Schumann spent six months over three visits in Mexico between 2008 and 2010, on assignment for a group of Mexican NGOs led by Project Concern International and the United States and Mexico Border Health Association. To form part of a preventative campaign, these Mexican NGOs had commissioned Schumann to capture the realities and lifestyles of people living with HIV/Aids and TB, focusing on the border cities of Ciudad Juárez, Tijuana and Reynosa in Mexico, and El Paso and San Diego in the USA. The end result: The immersive Nuestra Casa photographic installation comprising the recreation of an informal house typical to the area.
The NGOs had come across Schumann’s work at the 2008 World Aids Conference in Mexico City where he had presented his installation The Shack. Commissioned by the Desmond Tutu Tuberculosis Centre in 2005, The Shack was the result of Schumann’s work documenting HIV/Aids and TB on the Cape Flats. The photographs were housed in a mobile fold-up recreation of a corrugated iron shack.
“There’s a part of me that has always felt that if I’m going to get involved in the subject matter, I have to do something about it,” Schumann says. The Shack and Nuestra Casa were motivated by the need to somehow get the decision- and policymakers into the informal settlements or, short of this, bring the settlements to their conferences, parliaments and exhibitions.
Creating a stark contrast to the illustrious surroundings of these events, the installations had a powerfully jarring effect. “When you walk into this structure, you remove yourself from your other surroundings, which forces you to engage with what is in front of you. People tend to read the stories more and pay attention to the pictures more, as opposed to just having a typical photographic exhibition on the walls in the passageways, which people will probably only glance at,” Schumann describes.

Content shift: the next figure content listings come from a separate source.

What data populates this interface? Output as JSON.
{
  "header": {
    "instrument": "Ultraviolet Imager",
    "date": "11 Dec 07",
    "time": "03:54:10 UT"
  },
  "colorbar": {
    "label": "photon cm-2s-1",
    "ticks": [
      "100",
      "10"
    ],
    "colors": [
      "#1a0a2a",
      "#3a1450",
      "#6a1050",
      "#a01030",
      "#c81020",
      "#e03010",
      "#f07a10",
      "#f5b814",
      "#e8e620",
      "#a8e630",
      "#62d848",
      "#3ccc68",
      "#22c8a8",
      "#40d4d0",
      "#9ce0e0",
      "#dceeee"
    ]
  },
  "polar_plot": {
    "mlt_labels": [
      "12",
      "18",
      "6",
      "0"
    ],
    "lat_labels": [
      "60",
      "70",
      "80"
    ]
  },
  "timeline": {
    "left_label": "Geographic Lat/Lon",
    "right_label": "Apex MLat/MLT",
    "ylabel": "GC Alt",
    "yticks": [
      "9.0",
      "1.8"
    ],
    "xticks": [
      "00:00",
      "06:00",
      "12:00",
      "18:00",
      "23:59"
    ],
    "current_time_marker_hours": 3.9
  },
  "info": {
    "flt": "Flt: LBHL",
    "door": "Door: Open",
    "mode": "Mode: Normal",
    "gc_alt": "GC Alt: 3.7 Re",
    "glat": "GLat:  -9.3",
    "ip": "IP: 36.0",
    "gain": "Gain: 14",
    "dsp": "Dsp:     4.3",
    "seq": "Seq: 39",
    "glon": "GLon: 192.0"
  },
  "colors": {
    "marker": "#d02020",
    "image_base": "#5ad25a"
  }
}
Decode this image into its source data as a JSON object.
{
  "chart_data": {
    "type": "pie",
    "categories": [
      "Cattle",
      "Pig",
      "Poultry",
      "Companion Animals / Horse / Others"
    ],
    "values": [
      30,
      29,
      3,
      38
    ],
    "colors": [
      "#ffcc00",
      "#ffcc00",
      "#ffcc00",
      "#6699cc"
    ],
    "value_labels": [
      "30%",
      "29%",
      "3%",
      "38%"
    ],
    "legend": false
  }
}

It is this power to engage that Schumann sees as the purpose of photography in social change. “Within social change, it’s got the ability to draw someone’s attention and then tell a story, and if that story is powerful enough, it can motivate that change,” he asserts.
For his collection Borderline, however, Schumann ventures beyond documentation and campaigning into the realm of art. Curating 30 images from his over 9 000 pictures taken in Mexico, Borderline shows his personal, subjective engagement with the situation. They are underscored by a question that plagued him while he was in Mexico: “What is ‘strange’ really?”
“Here I was walking around these places that seemed so strange and different to me, but I also became very conscious of the way people were looking at and responding to me with suspicion and curiosity. Suddenly I realised that the only thing that was strange in this environment was the big white South African in Central America,” Schumann laughs. Not heroin addicts, drag queens, Manga festivals or snake dancers…
This is why there are only two photographs of the actual USA-Mexican border in Borderline. “I was photographing the border between Mexico and the USA, but experiencing the border between South Africa and America,” Schumann explains that the collection is really about psychological borders.
Coming to speak more of his own practice as a photographer, Borderline is a powerful reminder of our own subjectivity and judgements when we perceive other countries, other cities and other people. “Personally I’m on this constant challenge to find the truth behind the story. This would come down to the challenging interaction of my subject matter being willing to give as much truth of themselves as they possibly can and myself, not only being able to bring that out of them, but also trying to break down my own biases and previous beliefs of what’s going on,” he concludes with a challenge.